I welcome the Capital Acquisitions Tax Consolidation Bill 2002. It removes much of the difficulty of wading through the raft of legislation that existed previously and simplifies the situation in regard to capital gains tax and people's understanding of its application. I hope the Minister of State will indicate in his concluding remarks that the Government will undertake a full and comprehensive review of the taxation system. That is essential.
Consolidation Bills are only a minor step towards what is required in the area of taxation in this jurisdiction. On Second Stage I put two questions in regard to capital acquisitions which have not been substantively addressed. These regard the specific anomalies in sections 70 and 71 of this Bill. Section 70 states "Notwithstanding any other provisions of this Act, a gift taken by a donee, who is at the date of the gift the spouse of the disponer," and section 71 states " Notwithstanding any other provisions of this Act, an inheritance taken by a successor, who is at the date of the inheritance the spouse of the disponer,". In each case exemptions from tax are involved where the value is not taken into account in computing tax. Both of these point to the acute anomaly in this legislation which draws a differential between what is regarded as a "spouse" and the reality of cohabiting couples in our society. It is imperative that the necessary amending legislation is introduced to give equal recognition to the rights of cohabiting couples as is already the case applying to those regarded as spouses or those involved in formal marriage situations. That is essential.

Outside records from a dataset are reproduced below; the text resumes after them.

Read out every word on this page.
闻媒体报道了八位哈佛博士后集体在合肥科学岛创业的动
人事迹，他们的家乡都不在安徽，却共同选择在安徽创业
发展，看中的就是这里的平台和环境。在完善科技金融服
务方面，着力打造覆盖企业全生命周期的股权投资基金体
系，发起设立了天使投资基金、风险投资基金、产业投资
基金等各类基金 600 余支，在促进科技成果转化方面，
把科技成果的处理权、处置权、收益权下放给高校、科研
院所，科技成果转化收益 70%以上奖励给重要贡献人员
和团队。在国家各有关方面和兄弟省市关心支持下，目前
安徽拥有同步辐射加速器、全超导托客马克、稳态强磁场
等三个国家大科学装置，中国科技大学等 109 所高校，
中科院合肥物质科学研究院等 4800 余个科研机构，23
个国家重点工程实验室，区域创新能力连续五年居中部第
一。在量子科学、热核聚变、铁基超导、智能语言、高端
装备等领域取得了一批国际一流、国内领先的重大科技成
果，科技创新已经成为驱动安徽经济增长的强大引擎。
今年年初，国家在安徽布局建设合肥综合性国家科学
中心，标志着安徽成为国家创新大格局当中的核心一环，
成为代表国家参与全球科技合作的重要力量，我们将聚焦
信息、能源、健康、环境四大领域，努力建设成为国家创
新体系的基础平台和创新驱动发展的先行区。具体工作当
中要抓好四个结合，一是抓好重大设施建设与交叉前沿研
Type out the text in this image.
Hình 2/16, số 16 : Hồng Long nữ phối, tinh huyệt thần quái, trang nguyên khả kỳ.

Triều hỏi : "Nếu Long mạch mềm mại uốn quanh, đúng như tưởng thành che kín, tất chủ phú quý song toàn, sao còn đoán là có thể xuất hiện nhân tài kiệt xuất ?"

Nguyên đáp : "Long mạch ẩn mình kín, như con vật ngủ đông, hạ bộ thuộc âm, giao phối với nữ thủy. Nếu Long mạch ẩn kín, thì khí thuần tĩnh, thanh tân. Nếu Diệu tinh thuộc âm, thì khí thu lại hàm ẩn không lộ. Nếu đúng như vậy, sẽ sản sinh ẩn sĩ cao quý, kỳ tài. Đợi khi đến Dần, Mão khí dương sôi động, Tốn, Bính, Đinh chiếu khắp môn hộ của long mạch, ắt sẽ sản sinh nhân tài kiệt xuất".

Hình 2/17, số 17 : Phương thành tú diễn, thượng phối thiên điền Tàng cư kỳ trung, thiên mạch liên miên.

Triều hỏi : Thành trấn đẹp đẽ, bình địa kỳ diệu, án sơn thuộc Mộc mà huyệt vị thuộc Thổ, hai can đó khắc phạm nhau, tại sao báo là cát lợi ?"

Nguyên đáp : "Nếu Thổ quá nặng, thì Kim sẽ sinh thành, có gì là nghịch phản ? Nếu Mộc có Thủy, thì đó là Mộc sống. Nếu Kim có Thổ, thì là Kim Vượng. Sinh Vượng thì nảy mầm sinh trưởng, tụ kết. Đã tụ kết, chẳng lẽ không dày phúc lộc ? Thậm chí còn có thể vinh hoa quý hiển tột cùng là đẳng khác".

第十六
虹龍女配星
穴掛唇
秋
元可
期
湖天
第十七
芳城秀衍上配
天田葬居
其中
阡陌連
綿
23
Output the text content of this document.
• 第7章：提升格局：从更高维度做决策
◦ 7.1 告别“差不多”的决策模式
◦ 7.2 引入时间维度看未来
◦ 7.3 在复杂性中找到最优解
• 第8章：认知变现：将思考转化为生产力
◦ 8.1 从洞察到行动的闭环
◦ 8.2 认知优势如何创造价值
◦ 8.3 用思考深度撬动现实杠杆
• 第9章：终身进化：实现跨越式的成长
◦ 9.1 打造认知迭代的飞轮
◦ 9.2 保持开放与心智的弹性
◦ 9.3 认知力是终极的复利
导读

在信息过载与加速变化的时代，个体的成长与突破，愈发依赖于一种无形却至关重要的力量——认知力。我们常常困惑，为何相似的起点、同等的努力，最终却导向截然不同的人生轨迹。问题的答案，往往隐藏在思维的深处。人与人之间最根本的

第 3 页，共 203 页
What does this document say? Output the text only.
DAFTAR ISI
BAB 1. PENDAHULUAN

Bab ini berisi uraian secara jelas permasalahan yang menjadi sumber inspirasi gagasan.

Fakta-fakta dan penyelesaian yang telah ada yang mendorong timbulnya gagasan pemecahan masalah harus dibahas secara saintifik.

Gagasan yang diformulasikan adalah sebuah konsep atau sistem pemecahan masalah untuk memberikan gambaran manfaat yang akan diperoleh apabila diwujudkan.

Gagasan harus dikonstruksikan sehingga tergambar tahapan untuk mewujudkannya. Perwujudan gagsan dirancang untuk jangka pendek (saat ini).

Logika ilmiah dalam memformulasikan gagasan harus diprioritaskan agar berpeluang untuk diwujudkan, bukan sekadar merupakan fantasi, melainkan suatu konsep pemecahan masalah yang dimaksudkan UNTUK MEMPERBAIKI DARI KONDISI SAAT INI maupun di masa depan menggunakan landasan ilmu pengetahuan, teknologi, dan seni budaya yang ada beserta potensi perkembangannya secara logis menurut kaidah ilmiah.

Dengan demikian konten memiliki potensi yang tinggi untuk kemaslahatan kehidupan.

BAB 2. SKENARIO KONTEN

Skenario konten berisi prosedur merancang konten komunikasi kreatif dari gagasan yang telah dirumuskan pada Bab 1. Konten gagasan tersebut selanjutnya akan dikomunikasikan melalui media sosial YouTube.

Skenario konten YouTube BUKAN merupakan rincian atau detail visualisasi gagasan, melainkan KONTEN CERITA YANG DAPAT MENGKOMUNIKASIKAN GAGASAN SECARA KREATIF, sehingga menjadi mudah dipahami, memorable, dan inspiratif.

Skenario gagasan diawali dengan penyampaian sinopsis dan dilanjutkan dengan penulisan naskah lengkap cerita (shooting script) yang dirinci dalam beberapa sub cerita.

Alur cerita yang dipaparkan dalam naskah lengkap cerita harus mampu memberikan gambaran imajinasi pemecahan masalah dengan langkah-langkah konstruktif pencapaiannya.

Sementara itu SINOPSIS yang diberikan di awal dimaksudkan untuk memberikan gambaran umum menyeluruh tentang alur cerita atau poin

The Minister of State's senior colleague in the Department of Finance has not responded to a question I put to him. Where does this legislation sit in regard to European law? There is no doubt that there is a major difficulty with this Consolidation Bill where it continues and maintains discriminatory practice in regard to spouses as against cohabiting couples. It is in conflict with European legislation.
Will the Minister of State please refer to that point in his concluding remarks? I am hopeful that he will take on board the points raised by me and other colleagues and that he will signal the Government's early intent to come forward with the necessary amending legislation. I am sure the Minister of State will be an enthusiastic proponent of that.
I thank all the Deputies for their contributions on this Bill. It is, indeed, an administrative review of all the previous legislation. It is a good Bill and consolidates the law relating to capital acquisitions tax contained in the principle Act of 1976 and the many provisions of sub sequent Finance Acts that amended and extended that Act.
There will be an opportunity on Committee Stage of the Finance Bill to address some of the issues that were raised but cannot be addressed here, such as that raised by Deputy Ó Caoláin. The matter he raised relates to general law, and tax law must follow general law. I commend the Bill to the House.